Tapping data consisted of 78,887 tasks performed by 8,003 individuals with Parkinson’s. It included MDS-UPDRS I–II data from 2,024 participants and PDQ-8 scores from 1,334.

For this analysis, participants who performed finger-tapping tasks and had MDS-UPDRS I–II data were selected, which included 1,851 samples. Among these, there were 1,061 samples that also contained PDQ-8 scores.

Computer algorithms analyzed the tapping data and identified three distinct, evenly distributed groups, or clusters, of patients. A statistical assessment found each cluster was distinguished by MDS-UPDRS I–II or PDQ-8 scores, with cluster one being the lowest disease severity and cluster three being the highest.

In particular, the scores from MDS-UPDRS part 2, which assessed the motor aspects of daily living, were strongly associated with cluster three.
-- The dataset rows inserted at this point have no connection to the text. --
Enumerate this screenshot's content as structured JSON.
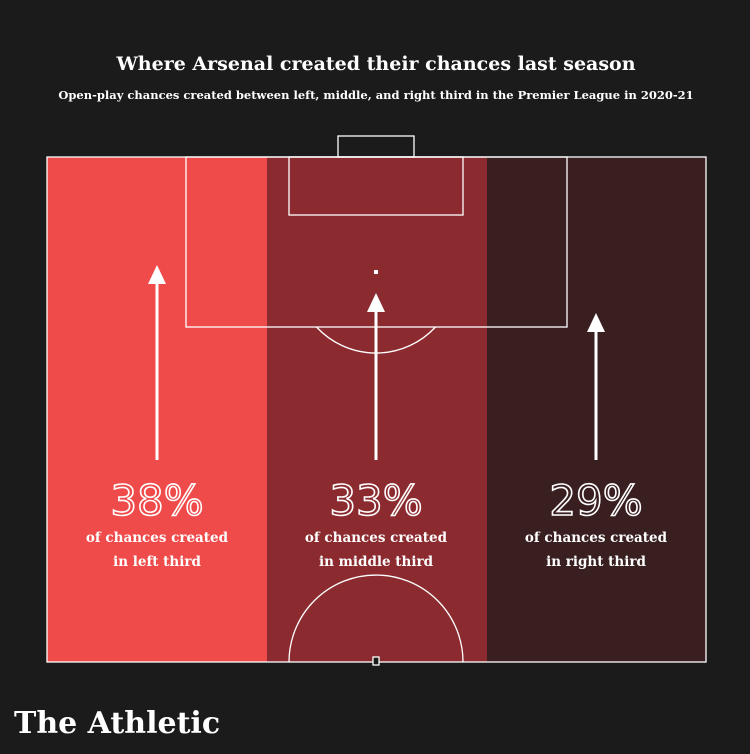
{
  "title": "Where Arsenal created their chances last season",
  "subtitle": "Open-play chances created between left, middle, and right third in the Premier League in 2020-21",
  "zones": [
    {
      "value": "38%",
      "line1": "of chances created",
      "line2": "in left third"
    },
    {
      "value": "33%",
      "line1": "of chances created",
      "line2": "in middle third"
    },
    {
      "value": "29%",
      "line1": "of chances created",
      "line2": "in right third"
    }
  ],
  "brand": "The Athletic"
}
“The experimental results show that the tapping features could be one of the tools for quantification of [Parkinson’s disease] severity based on MDS-UPDRS I–II and PDQ-8 scores,” the researchers wrote.
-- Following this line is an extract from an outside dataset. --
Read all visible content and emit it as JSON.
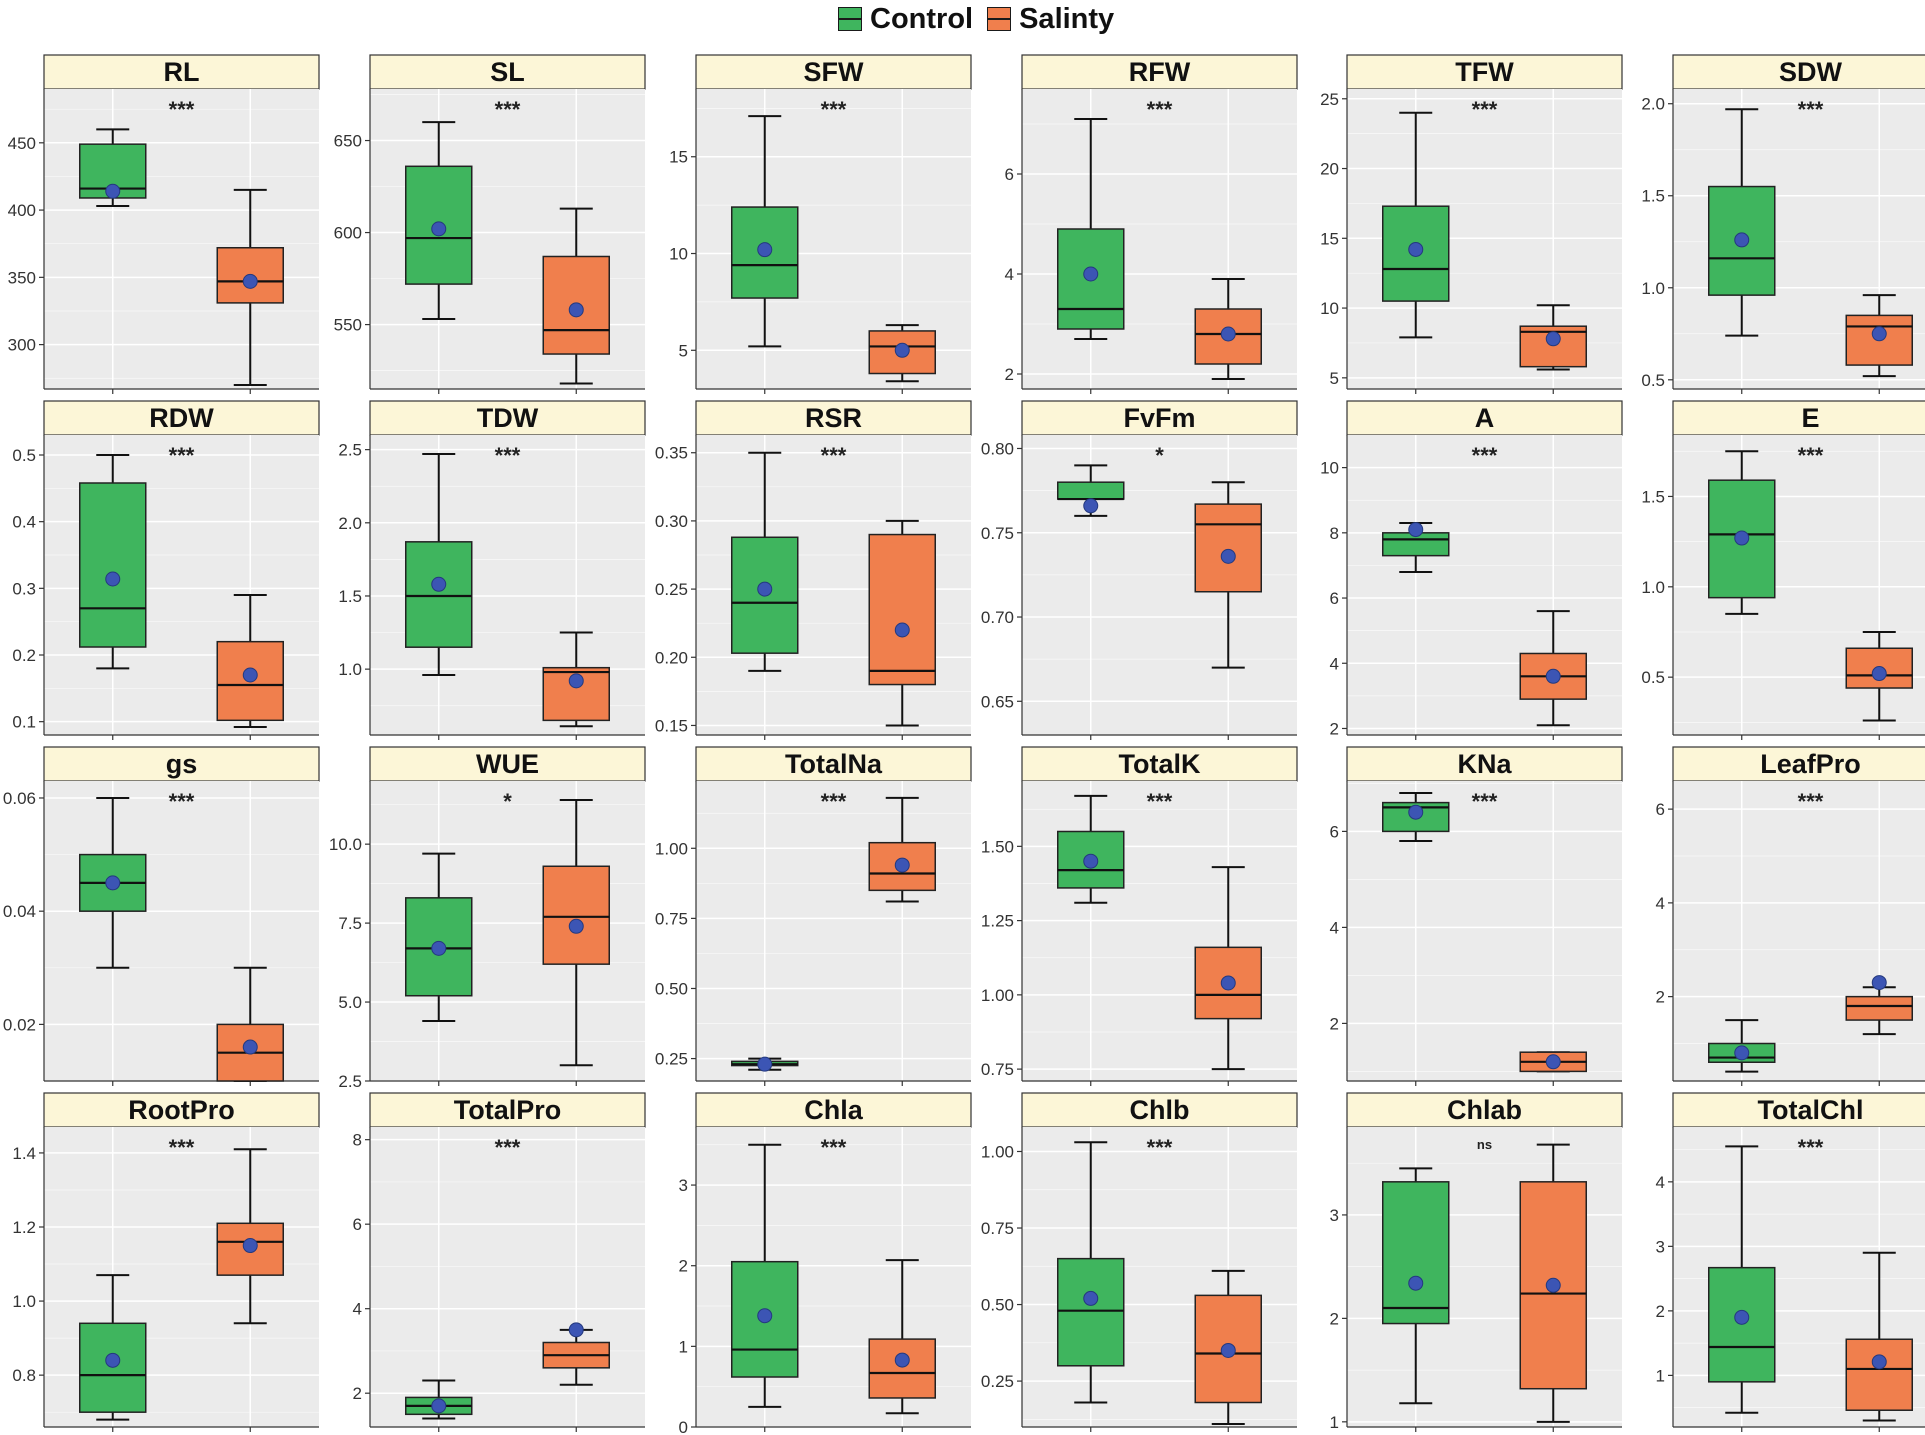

Generally, those in cluster one, with the lowest Parkinson’s severity, had a higher number of taps over baseline, defined as the overall average for each grouped feature. In contrast, this group was significantly lower in the location of movements of taps on the screen and the time between taps.

For patients in cluster two, with the second-lowest disease severity, the number of taps, the location, location drift to the left or right, and variation in time between taps were significantly higher than baseline, while the time difference between taps was lower.

In cluster three, patients with the highest disease severity showed significant increases in locations and time between taps than baseline. All of the other tapping features were lower than baseline.

“Our study provides another evidence that quantitative measurement in a form of finger tapping can complement standard rating scales like MDS-UPDRS for characterizing [Parkinson’s disease] heterogeneity,” the authors concluded.

“Further research on the verification of the results with other datasets or the combination with other features such as gait and memory could also be explored,” they added.